Representatives from International Mobility and Trade Corridor (IMTC), led by the Whatcom County Council of Governments (COG) project were in Washington D.C. this week to push for some of the $40 million in federal emergency funds to relieve pressure on local borders.

"There are a lot of things that can be done and they're looking at opportunities," said COG planning manager Gordon Rogers. "One of the things they'll be arguing for is increased staffing.
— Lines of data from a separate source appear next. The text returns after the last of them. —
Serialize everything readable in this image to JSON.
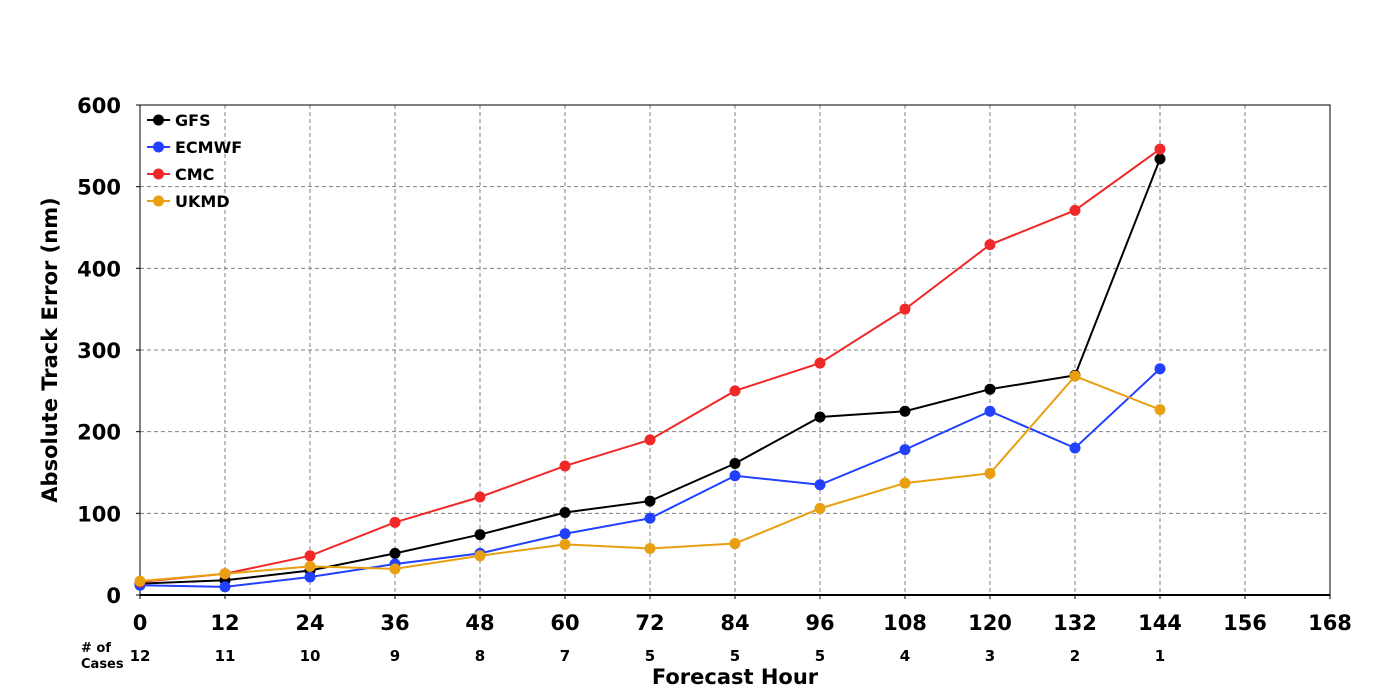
{
  "chart_data": {
    "type": "line",
    "title": "",
    "xlabel": "Forecast Hour",
    "ylabel": "Absolute Track Error (nm)",
    "xlim": [
      0,
      168
    ],
    "ylim": [
      0,
      600
    ],
    "x_ticks": [
      0,
      12,
      24,
      36,
      48,
      60,
      72,
      84,
      96,
      108,
      120,
      132,
      144,
      156,
      168
    ],
    "y_ticks": [
      0,
      100,
      200,
      300,
      400,
      500,
      600
    ],
    "grid": true,
    "legend_position": "top-left",
    "cases_header": [
      "# of",
      "Cases"
    ],
    "cases": [
      {
        "x": 0,
        "n": "12"
      },
      {
        "x": 12,
        "n": "11"
      },
      {
        "x": 24,
        "n": "10"
      },
      {
        "x": 36,
        "n": "9"
      },
      {
        "x": 48,
        "n": "8"
      },
      {
        "x": 60,
        "n": "7"
      },
      {
        "x": 72,
        "n": "5"
      },
      {
        "x": 84,
        "n": "5"
      },
      {
        "x": 96,
        "n": "5"
      },
      {
        "x": 108,
        "n": "4"
      },
      {
        "x": 120,
        "n": "3"
      },
      {
        "x": 132,
        "n": "2"
      },
      {
        "x": 144,
        "n": "1"
      }
    ],
    "x": [
      0,
      12,
      24,
      36,
      48,
      60,
      72,
      84,
      96,
      108,
      120,
      132,
      144
    ],
    "series": [
      {
        "name": "GFS",
        "color": "#000000",
        "values": [
          14,
          18,
          30,
          51,
          74,
          101,
          115,
          161,
          218,
          225,
          252,
          269,
          534
        ]
      },
      {
        "name": "ECMWF",
        "color": "#2140ff",
        "values": [
          12,
          10,
          22,
          38,
          51,
          75,
          94,
          146,
          135,
          178,
          225,
          180,
          277
        ]
      },
      {
        "name": "CMC",
        "color": "#f02828",
        "values": [
          16,
          26,
          48,
          89,
          120,
          158,
          190,
          250,
          284,
          350,
          429,
          471,
          546
        ]
      },
      {
        "name": "UKMD",
        "color": "#e8a010",
        "values": [
          17,
          26,
          35,
          32,
          48,
          62,
          57,
          63,
          106,
          137,
          149,
          268,
          227
        ]
      }
    ]
  }
}
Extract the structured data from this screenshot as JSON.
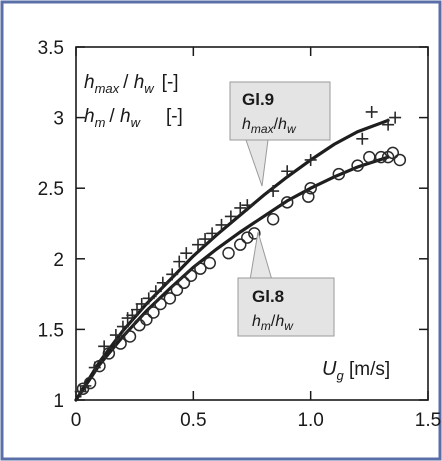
{
  "chart_data": {
    "type": "scatter",
    "xlim": [
      0,
      1.5
    ],
    "ylim": [
      1,
      3.5
    ],
    "x_ticks": [
      0,
      0.5,
      1.0,
      1.5
    ],
    "x_tick_labels": [
      "0",
      "0.5",
      "1.0",
      "1.5"
    ],
    "y_ticks": [
      1,
      1.5,
      2,
      2.5,
      3,
      3.5
    ],
    "y_tick_labels": [
      "1",
      "1.5",
      "2",
      "2.5",
      "3",
      "3.5"
    ],
    "x_axis_label": {
      "var": "U",
      "sub": "g",
      "unit": " [m/s]"
    },
    "legend": [
      {
        "num": "h",
        "num_sub": "max",
        "den": "h",
        "den_sub": "w",
        "unit": "[-]",
        "marker": "plus"
      },
      {
        "num": "h",
        "num_sub": "m",
        "den": "h",
        "den_sub": "w",
        "unit": "[-]",
        "marker": "circle"
      }
    ],
    "callouts": [
      {
        "eq": "Gl.9",
        "num": "h",
        "num_sub": "max",
        "den": "h",
        "den_sub": "w"
      },
      {
        "eq": "Gl.8",
        "num": "h",
        "num_sub": "m",
        "den": "h",
        "den_sub": "w"
      }
    ],
    "grid": false,
    "series": [
      {
        "marker": "plus",
        "points": [
          [
            0.02,
            1.06
          ],
          [
            0.04,
            1.1
          ],
          [
            0.08,
            1.23
          ],
          [
            0.12,
            1.38
          ],
          [
            0.17,
            1.46
          ],
          [
            0.2,
            1.52
          ],
          [
            0.22,
            1.58
          ],
          [
            0.24,
            1.6
          ],
          [
            0.26,
            1.64
          ],
          [
            0.28,
            1.68
          ],
          [
            0.31,
            1.72
          ],
          [
            0.34,
            1.77
          ],
          [
            0.37,
            1.83
          ],
          [
            0.41,
            1.89
          ],
          [
            0.44,
            1.98
          ],
          [
            0.47,
            2.04
          ],
          [
            0.52,
            2.1
          ],
          [
            0.55,
            2.14
          ],
          [
            0.58,
            2.18
          ],
          [
            0.62,
            2.24
          ],
          [
            0.66,
            2.3
          ],
          [
            0.7,
            2.36
          ],
          [
            0.73,
            2.38
          ],
          [
            0.84,
            2.48
          ],
          [
            0.9,
            2.62
          ],
          [
            1.0,
            2.7
          ],
          [
            1.22,
            2.85
          ],
          [
            1.26,
            3.04
          ],
          [
            1.33,
            2.95
          ],
          [
            1.36,
            3.0
          ]
        ]
      },
      {
        "marker": "circle",
        "points": [
          [
            0.03,
            1.08
          ],
          [
            0.06,
            1.12
          ],
          [
            0.1,
            1.24
          ],
          [
            0.14,
            1.33
          ],
          [
            0.19,
            1.4
          ],
          [
            0.23,
            1.45
          ],
          [
            0.27,
            1.53
          ],
          [
            0.3,
            1.57
          ],
          [
            0.33,
            1.62
          ],
          [
            0.36,
            1.68
          ],
          [
            0.4,
            1.72
          ],
          [
            0.43,
            1.78
          ],
          [
            0.46,
            1.83
          ],
          [
            0.49,
            1.88
          ],
          [
            0.53,
            1.93
          ],
          [
            0.57,
            1.97
          ],
          [
            0.65,
            2.04
          ],
          [
            0.7,
            2.1
          ],
          [
            0.73,
            2.15
          ],
          [
            0.76,
            2.18
          ],
          [
            0.84,
            2.28
          ],
          [
            0.9,
            2.4
          ],
          [
            0.99,
            2.44
          ],
          [
            1.0,
            2.5
          ],
          [
            1.12,
            2.6
          ],
          [
            1.2,
            2.66
          ],
          [
            1.25,
            2.72
          ],
          [
            1.3,
            2.72
          ],
          [
            1.33,
            2.72
          ],
          [
            1.35,
            2.75
          ],
          [
            1.38,
            2.7
          ]
        ]
      }
    ],
    "fit_lines": [
      {
        "x": [
          0,
          0.1,
          0.2,
          0.3,
          0.4,
          0.5,
          0.6,
          0.7,
          0.8,
          0.9,
          1.0,
          1.1,
          1.2,
          1.33
        ],
        "y": [
          1.0,
          1.27,
          1.49,
          1.68,
          1.85,
          2.02,
          2.17,
          2.31,
          2.45,
          2.58,
          2.7,
          2.81,
          2.9,
          2.98
        ]
      },
      {
        "x": [
          0,
          0.1,
          0.2,
          0.3,
          0.4,
          0.5,
          0.6,
          0.7,
          0.8,
          0.9,
          1.0,
          1.1,
          1.2,
          1.33
        ],
        "y": [
          1.0,
          1.25,
          1.45,
          1.63,
          1.79,
          1.94,
          2.07,
          2.19,
          2.3,
          2.41,
          2.5,
          2.58,
          2.65,
          2.72
        ]
      }
    ]
  }
}
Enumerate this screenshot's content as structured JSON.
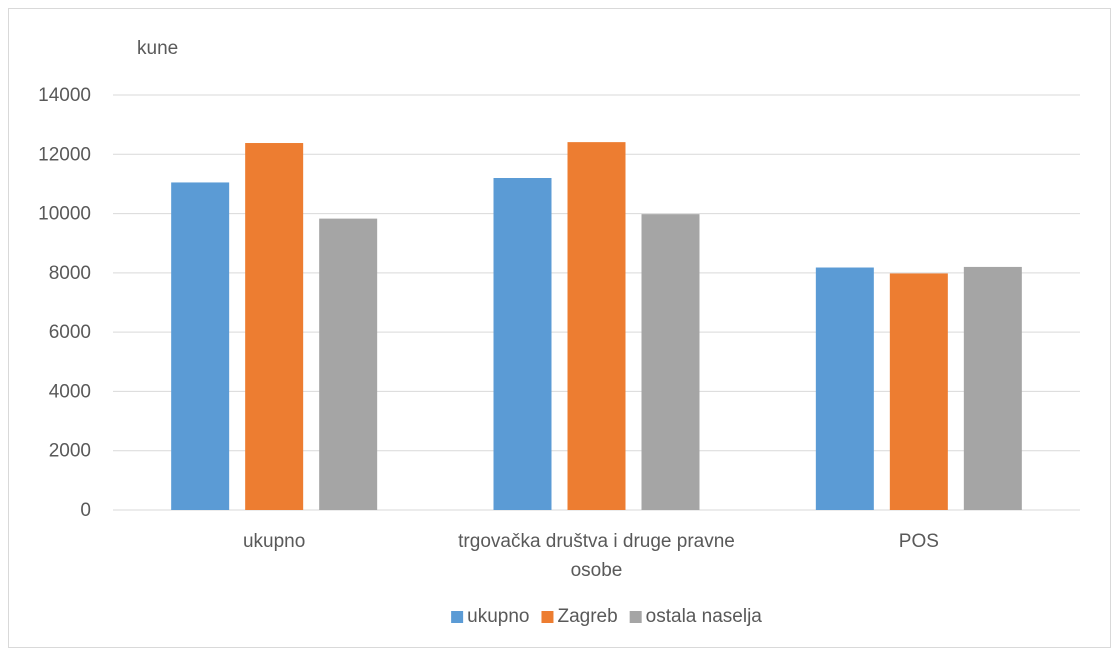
{
  "chart_data": {
    "type": "bar",
    "unit_label": "kune",
    "categories": [
      "ukupno",
      "trgovačka društva i druge pravne osobe",
      "POS"
    ],
    "category_lines": [
      [
        "ukupno"
      ],
      [
        "trgovačka društva i druge pravne",
        "osobe"
      ],
      [
        "POS"
      ]
    ],
    "series": [
      {
        "name": "ukupno",
        "color": "#5b9bd5",
        "values": [
          11050,
          11200,
          8180
        ]
      },
      {
        "name": "Zagreb",
        "color": "#ed7d31",
        "values": [
          12380,
          12410,
          7980
        ]
      },
      {
        "name": "ostala naselja",
        "color": "#a5a5a5",
        "values": [
          9830,
          9980,
          8200
        ]
      }
    ],
    "ylim": [
      0,
      14000
    ],
    "yticks": [
      0,
      2000,
      4000,
      6000,
      8000,
      10000,
      12000,
      14000
    ],
    "grid": true,
    "legend_position": "bottom"
  }
}
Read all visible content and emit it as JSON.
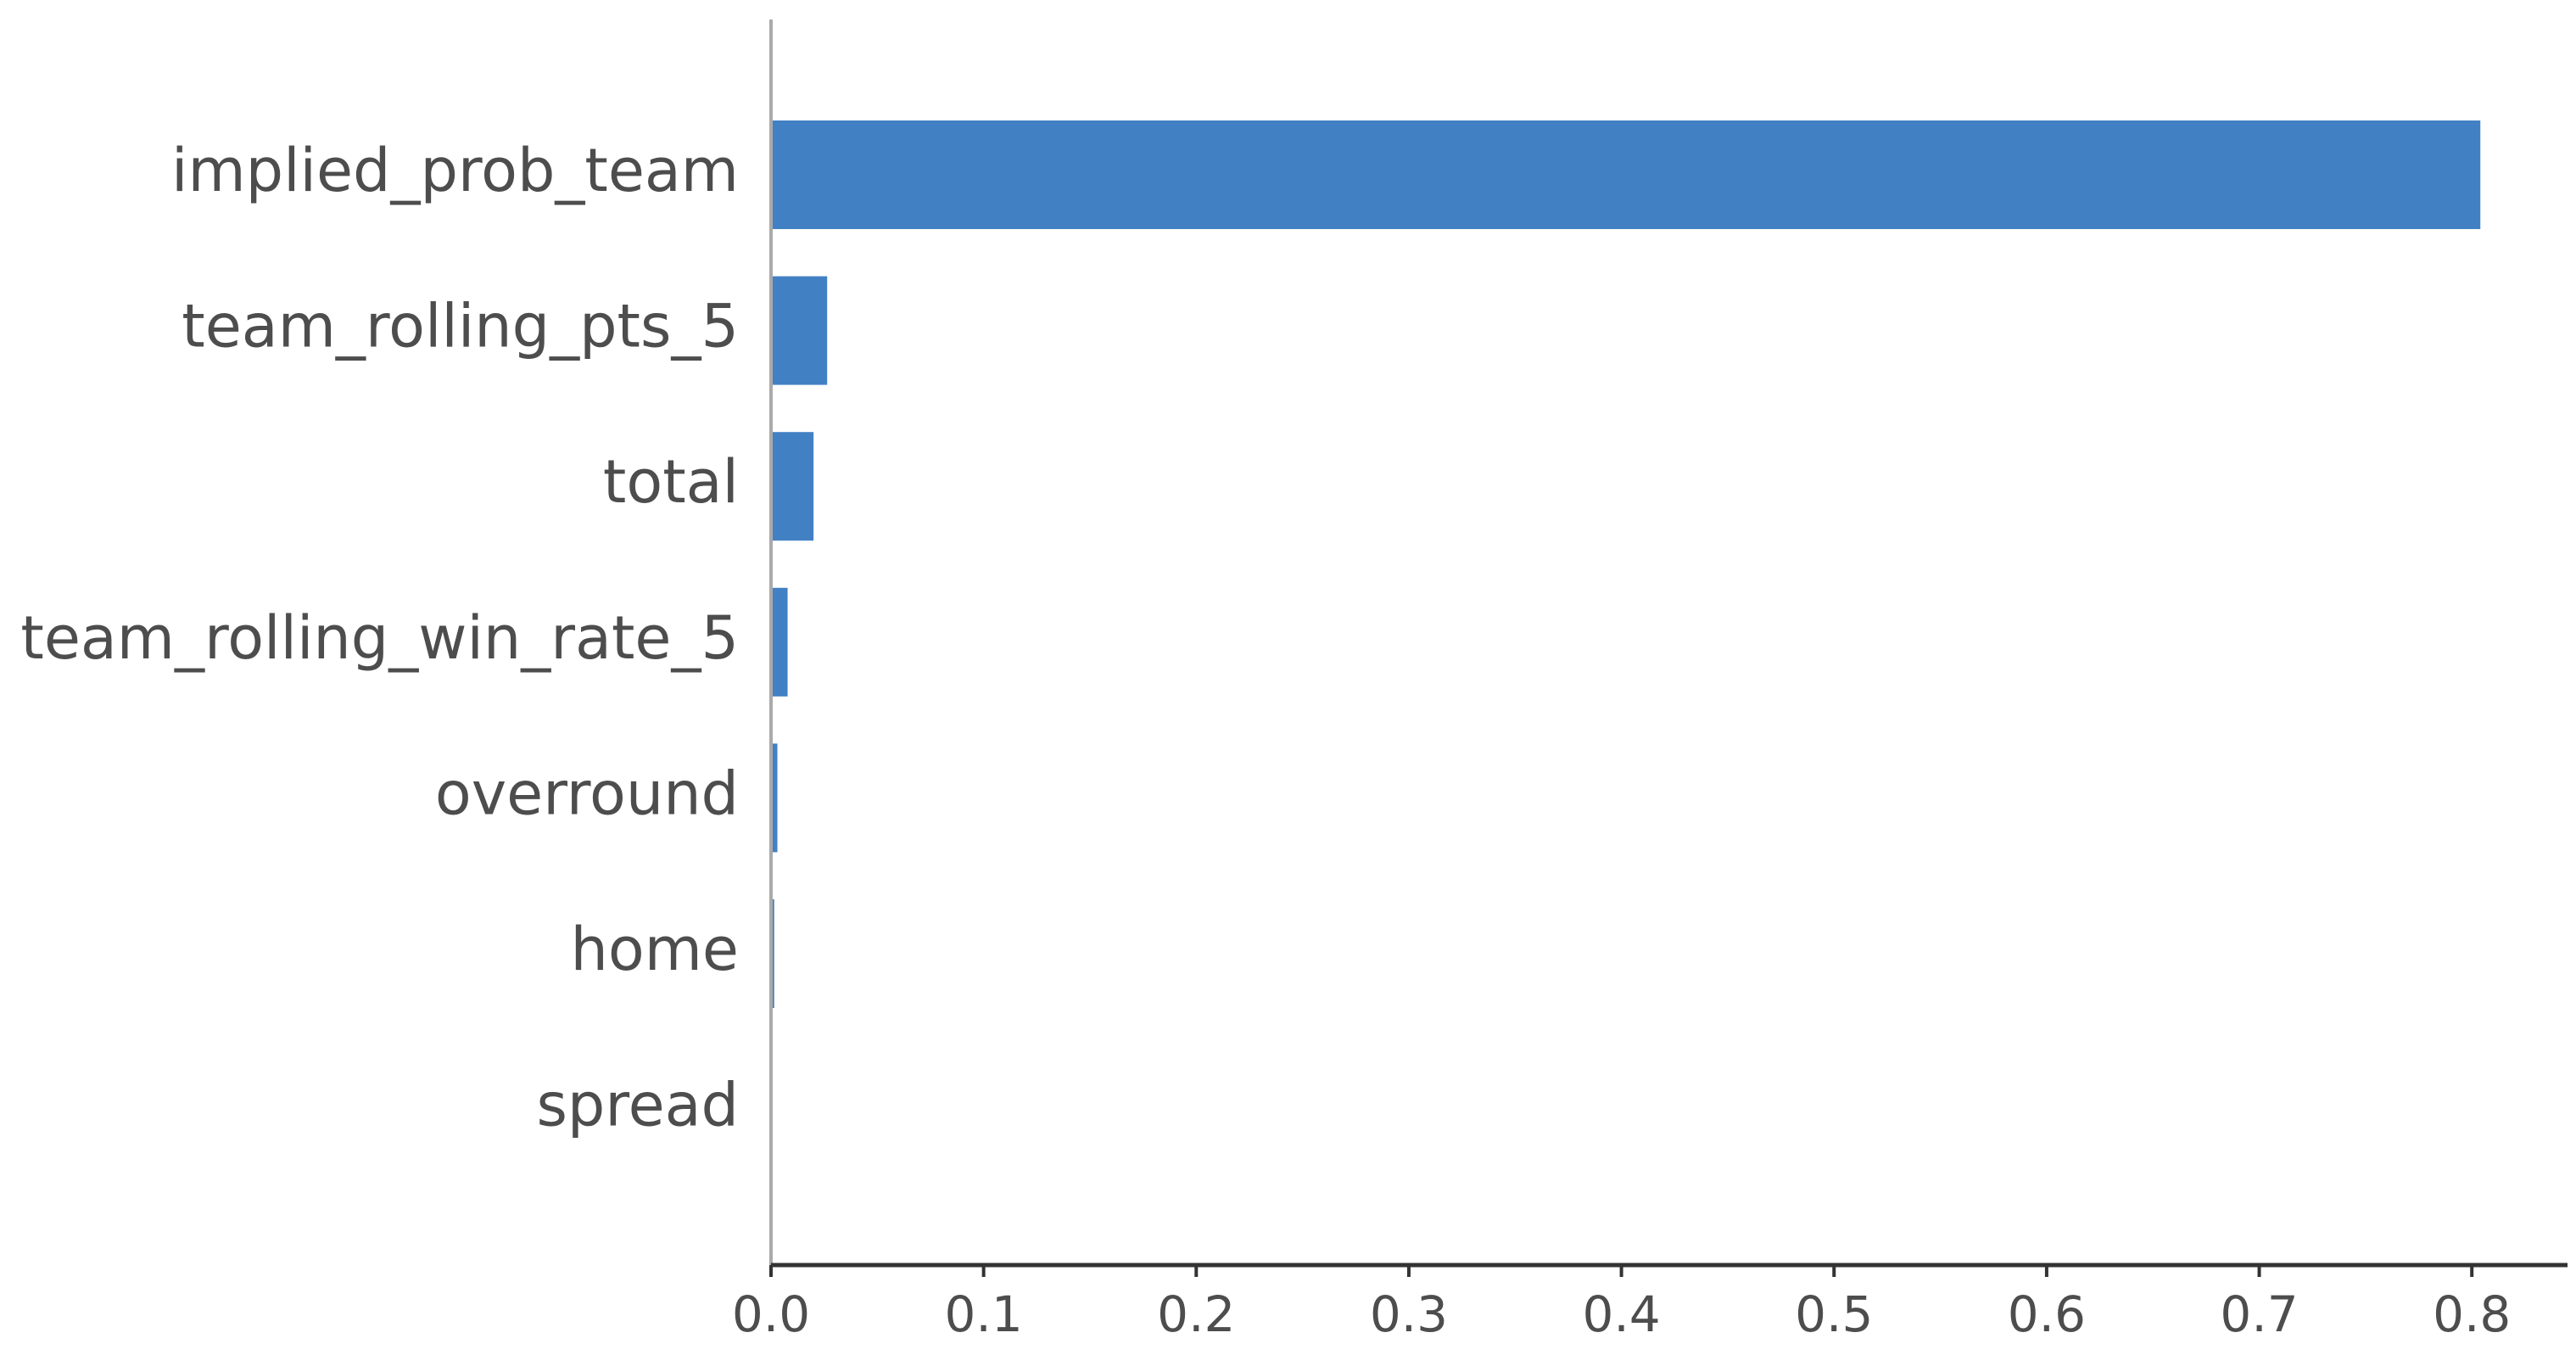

We need to make sure we get our share up there."

Rogers said the IMTC would also be encouraging the federal government to work with Canadian authorities on a perimeter security plan for the two countries and perhaps Mexico, Rogers said. "The concept is moving scrutiny away from the land border to points of entry so by the time you get them here, you already know who they are."

Finally, IMTC will be arguing for commuter lanes to be reinstated at local borders, whether it's as PACE being reinstated or a more high tech version replacing it. "When you add up the membership of all the other commuter programs in the country it doesn't add up to half of PACE," he said. "Perimeter security will take a while. In the interim we shouldn't tar down the processes that have been working so well."

Rogers said IMTC has been working with Immigration and Naturalization Service (INS) on an adaptation of NEXUS technology for the Pacific Highway crossing, the PacCard System. The NEXUS system, a commuter pilot program in Port Huron, Michigan run jointly by Canadian and U.S. authorities was developed using dollars allocated by Congress in 1998 to expand PACE. It uses biometrics and radio frequency identification cards to more accurately identify program participants as they cross the border.

Rogers said the new system would address INS security concerns but was costly, and new issues of congestion pricing and "Lexus Lanes" came with it. "There are a lot of concerns about the cost of such a system for a family. It could be as much as $600 a year to get a family across the border."

"Until commuters have a system to move them effectively across the border, many are walking, and parking and transportation on the other side are emerging as new issues. "We have seen request for help from companies in the county whose employees are having a hard time getting to work," Rogers said. Representatives from businesses and local government will meet with the Whatcom Transportation Authority this week to look at bus service to and from the Peace Arch border and Point Roberts.

"We want to look at how we can provide public transportation at the border which would be a low cost alternative we could expand later," Rogers said.